Nossa! — Ai Tutu era extremamente expansiva. Ao ver Lu Jun descendo do carro, exclamou alegremente: — Você é Lu Jun, o Devastador de Lu, o chefe de turma? Na vida real está muito mais bonito do que na foto! Eu sou Ai Tutu.
Lu Jun respondeu com educação, sorrindo e acenando com a cabeça:
Prazer.
Os três entraram juntos. Ai Tutu, animada como um coelho branco saltitante, ficou tagarelando ao redor dele.
Ele não se incomodou. Aproveitou para chamar Qing Yu e agradeceu:
Hoje você me ajudou bastante. Ficou rodando por aí tanto tempo. Sobe e janta com a gente. Já está tarde.
Qing Yu hesitou por um instante e acabou acompanhando-os.
Na sala da cobertura, a irmã Lu Mei estava vestida como uma dona de casa, com a espátula na mão, os braços cruzados. Ao ver Lu Jun chegando com três belezas de estilos diferentes ao lado, soltou um leve bufo e provocou:
Ora, ora. Está se sentindo muito realizado, não é? Quatro beldades servindo você.
Mu Nujiao não se irritou. Sabia que Lu Mei estava apenas ironizando Lu Jun, e cobriu a boca com uma risadinha.
Os olhos de Ai Tutu brilharam. Como um cachorrinho curioso, aproximou-se de Lu Mei e perguntou:
Lu Jun escondeu uma mulher no palácio de ouro? Que notícia! E ainda é uma irmã mais velha, hein. Qual é a sua relação com ele? Faz quanto tempo estão juntos?
Assim que ouviu isso, o rosto de Lu Mei corou. Ela lançou um olhar para Lu Jun e ficou sem jeito de dizer que era a irmã dele.
Nesse momento, Lu Jun coçou a cabeça e olhou para aquela casa cheia de mulheres, percebendo de repente que seu círculo social estava estranho: quase todos eram mulheres. Entre os homens, só restavam o professor Yuan, Mo Fan e Zhang Xiao Hou.
Depois de um tempo conversando e se conhecendo, Lu Mei viu que já estava tarde e voltou para a cozinha preparar um grande banquete. As outras três mulheres apressaram-se para ajudar.
No começo, Lu Jun também quis entrar e ajudar, mas acabou sendo expulso em conjunto pelas quatro, que disseram que ele só atrapalharia e ocuparia espaço.

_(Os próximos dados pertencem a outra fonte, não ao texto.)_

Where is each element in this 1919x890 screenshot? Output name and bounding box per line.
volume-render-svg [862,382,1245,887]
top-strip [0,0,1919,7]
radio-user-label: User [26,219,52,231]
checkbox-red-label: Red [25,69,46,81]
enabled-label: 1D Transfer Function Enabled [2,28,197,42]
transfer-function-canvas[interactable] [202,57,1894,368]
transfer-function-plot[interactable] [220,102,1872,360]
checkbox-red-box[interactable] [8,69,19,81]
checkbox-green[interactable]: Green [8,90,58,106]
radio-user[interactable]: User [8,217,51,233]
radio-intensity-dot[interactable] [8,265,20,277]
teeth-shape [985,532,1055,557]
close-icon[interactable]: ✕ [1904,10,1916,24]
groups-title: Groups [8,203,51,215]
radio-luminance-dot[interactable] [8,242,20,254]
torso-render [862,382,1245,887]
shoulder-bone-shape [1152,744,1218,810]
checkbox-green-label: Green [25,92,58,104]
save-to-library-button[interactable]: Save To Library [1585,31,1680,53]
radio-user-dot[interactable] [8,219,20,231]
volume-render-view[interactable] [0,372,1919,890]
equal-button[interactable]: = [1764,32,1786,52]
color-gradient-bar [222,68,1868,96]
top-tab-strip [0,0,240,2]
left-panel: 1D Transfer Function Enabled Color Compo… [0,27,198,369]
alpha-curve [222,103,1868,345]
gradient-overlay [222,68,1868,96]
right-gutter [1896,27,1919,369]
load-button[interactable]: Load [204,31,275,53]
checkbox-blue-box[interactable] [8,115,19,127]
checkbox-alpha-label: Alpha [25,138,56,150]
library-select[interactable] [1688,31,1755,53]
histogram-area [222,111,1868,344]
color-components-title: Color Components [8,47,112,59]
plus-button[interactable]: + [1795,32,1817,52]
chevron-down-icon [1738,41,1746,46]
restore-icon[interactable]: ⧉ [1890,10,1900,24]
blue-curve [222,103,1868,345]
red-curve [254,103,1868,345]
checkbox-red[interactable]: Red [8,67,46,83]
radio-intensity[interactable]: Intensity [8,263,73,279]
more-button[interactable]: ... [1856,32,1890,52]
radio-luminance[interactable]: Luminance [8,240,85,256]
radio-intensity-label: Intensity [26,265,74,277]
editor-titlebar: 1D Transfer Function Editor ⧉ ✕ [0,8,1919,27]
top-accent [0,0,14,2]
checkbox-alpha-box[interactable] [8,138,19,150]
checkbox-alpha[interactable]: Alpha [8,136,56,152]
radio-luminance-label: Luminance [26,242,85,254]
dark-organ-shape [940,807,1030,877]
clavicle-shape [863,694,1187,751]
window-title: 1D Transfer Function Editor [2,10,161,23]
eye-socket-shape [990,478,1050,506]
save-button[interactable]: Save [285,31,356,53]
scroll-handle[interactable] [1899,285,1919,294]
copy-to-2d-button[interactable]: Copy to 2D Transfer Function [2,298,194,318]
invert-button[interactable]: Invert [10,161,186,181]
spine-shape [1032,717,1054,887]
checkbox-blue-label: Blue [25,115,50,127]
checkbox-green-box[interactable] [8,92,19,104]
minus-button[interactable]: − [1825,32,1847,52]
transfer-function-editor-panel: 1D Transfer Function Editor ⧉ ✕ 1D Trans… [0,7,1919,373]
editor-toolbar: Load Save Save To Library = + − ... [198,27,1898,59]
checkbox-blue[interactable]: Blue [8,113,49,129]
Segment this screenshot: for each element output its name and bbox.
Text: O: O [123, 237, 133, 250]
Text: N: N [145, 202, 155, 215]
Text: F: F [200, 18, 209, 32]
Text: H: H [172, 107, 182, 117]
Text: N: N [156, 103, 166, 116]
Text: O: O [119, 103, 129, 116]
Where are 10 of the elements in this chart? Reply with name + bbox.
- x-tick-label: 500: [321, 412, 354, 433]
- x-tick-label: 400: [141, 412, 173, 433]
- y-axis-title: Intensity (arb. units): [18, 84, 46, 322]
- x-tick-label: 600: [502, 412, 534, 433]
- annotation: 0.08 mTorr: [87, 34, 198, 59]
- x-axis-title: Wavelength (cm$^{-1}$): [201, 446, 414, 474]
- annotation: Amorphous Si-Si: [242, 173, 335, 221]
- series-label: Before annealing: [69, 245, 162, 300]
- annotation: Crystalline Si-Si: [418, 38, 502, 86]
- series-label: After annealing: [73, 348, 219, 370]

Ao olhar a pequena cozinha, abarrotada de mulheres de todos os tipos, com os corpos encostando uns nos outros por falta de espaço, ele reconheceu que um homem ali de fato seria inconveniente — haveria até suspeita de que estivesse querendo tirar vantagem.
Se esbarrasse sem querer em alguém, seria constrangedor demais.
Assim, ele se recostou no sofá e ficou observando as quatro de costas, atarefadas. A cena era bastante agradável aos olhos. O mais curioso era que ele nem reparara que Mu Nujiao, Qing Yu e Ai Tutu cozinharam muito bem.
No fim da noite, os cinco comeram até se fartar e ainda beberam um pouco.
Durante a refeição, houve um pequeno incidente: Ai Tutu, que caía com facilidade após um copo, perdeu o controle de imediato e abraçou as três irmãs, dizendo que queria fazer um juramento de irmandade com elas. Isso fez a amiga de Mu Nujiao cobrir o rosto, envergonhada, achando aquilo um vexame.